Ora aveva costui una bellissima donna e vaga per moglie, la
quale ebbe nome monna Tessa e fu figliuola di Mannuccio dalla Cuculia, savia e avveduta
molto. La quale, conoscendo la semplicità del marito, essendo innamorata di Federigo di
Neri Pegolotti, il quale bello e fresco giovane era, ed egli di lei, ordinò con una sua
fante che Federigo le venisse a parlare ad un luogo molto bello che il detto Gianni aveva
in Camerata, al quale ella si stava tutta la state; e Gianni alcuna volta vi veniva la
sera a cenare e ad albergo, e la mattina se ne tornava a bottega e talora a' laudesi suoi.
Federigo, che ciò senza modo disiderava, preso tempo, un dì che imposto gli fu, in su '1
vespro se n'andò lassù, e non venendovi la sera Gianni, a grande agio e con molto
piacere cenò e albergò con la donna; ed ella, standogli in braccio, la notte gl'insegnò
da sei delle laude del suo marito. Ma, non intendendo essa che questa fosse così l'ultima
volta come stata era la prima, né Federigo altressì, acciò che ogni volta non
convenisse che la fante avesse ad andar per lui, ordinarono insieme a questo modo: che
egli ognindì, quando andasse o tornasse da un suo luogo che alquanto più su era, tenesse
mente in una vigna la quale allato alla casa di lei era, ed egli vedrebbe un teschio
d'asino in su un palo di quelli della vigna, il quale quando col muso volto vedesse verso
Firenze, sicuramente e senza alcun fallo la sera di notte se ne venisse a lei, e se non
trovasse l'uscio aperto, pianamente picchiasse tre volte, ed ella gli aprirebbe; e quando
vedesse il muso del teschio volto verso Fiesole, non vi venisse, per ciò che Gianni vi
sarebbe. E in questa maniera faccendo, molte volte insieme si ritrovarono.

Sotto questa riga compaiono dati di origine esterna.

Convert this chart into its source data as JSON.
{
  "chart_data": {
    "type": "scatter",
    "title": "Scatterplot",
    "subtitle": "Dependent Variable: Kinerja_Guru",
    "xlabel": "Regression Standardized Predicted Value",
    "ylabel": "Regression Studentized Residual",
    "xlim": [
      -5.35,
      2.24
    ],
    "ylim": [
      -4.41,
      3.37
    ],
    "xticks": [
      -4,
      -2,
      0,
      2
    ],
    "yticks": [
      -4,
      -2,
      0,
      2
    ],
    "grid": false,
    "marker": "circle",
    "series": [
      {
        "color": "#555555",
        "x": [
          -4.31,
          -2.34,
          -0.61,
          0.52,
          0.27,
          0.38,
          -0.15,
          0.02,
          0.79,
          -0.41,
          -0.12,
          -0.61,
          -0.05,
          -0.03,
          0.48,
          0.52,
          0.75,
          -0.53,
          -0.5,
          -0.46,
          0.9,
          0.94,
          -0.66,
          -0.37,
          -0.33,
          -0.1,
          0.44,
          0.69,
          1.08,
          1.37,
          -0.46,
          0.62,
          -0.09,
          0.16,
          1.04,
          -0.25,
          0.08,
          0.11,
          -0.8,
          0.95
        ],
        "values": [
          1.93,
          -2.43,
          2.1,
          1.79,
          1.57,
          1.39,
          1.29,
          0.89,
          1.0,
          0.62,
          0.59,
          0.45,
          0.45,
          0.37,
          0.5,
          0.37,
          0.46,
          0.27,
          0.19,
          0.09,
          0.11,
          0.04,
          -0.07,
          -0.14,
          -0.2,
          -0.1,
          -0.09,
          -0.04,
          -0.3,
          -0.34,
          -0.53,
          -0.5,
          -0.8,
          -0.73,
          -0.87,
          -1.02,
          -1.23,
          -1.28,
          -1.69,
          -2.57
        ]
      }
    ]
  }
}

Ma tra l'altre volte una avvenne che, dovendo Federigo
cenar con monna Tessa, avendo ella fatti cuocere due grossi capponi, avvenne che Gianni,
che venir non vi doveva, molto tardi vi venne; di che la donna fu molto dolente, ed egli
ed ella cenarono un poco di carne salata che da parte aveva fatta lessare; e alla fante
fece portare in una tovagliuola bianca i due capponi lessi e molte uova fresche e un
fiasco di buon vino in un suo giardino, nel quale andar si potea senza andar per la casa,
e dov'ella era usa di cenare con Federigo alcuna volta, e dissele che a piè d'un pesco,
che era allato ad un pratello, quelle cose ponesse. E tanto fu il cruccio che ella ebbe,
che ella non si ricordò di dire alla fante che tanto aspettasse che Federigo venisse, e
dicessegli che Gianni v'era e che egli quelle cose dell'orto prendesse. Per che, andatisi
ella e Gianni al letto, e similmente la fante, non stette guari che Federigo venne e
toccò una volta pianamente la porta, la quale sì vicina alla camera era che Gianni
incontanente il sentì, e la donna altressì; ma, acciò che Gianni nulla suspicar potesse
di lei, di dormire fece sembiante.
E stando un poco, Federigo picchiò la seconda volta; di
che Gianni maravigliandosi punzecchiò un poco la donna, e disse: - Tessa, odi tu quel
ch'io? E' pare che l'uscio nostro sia tocco -.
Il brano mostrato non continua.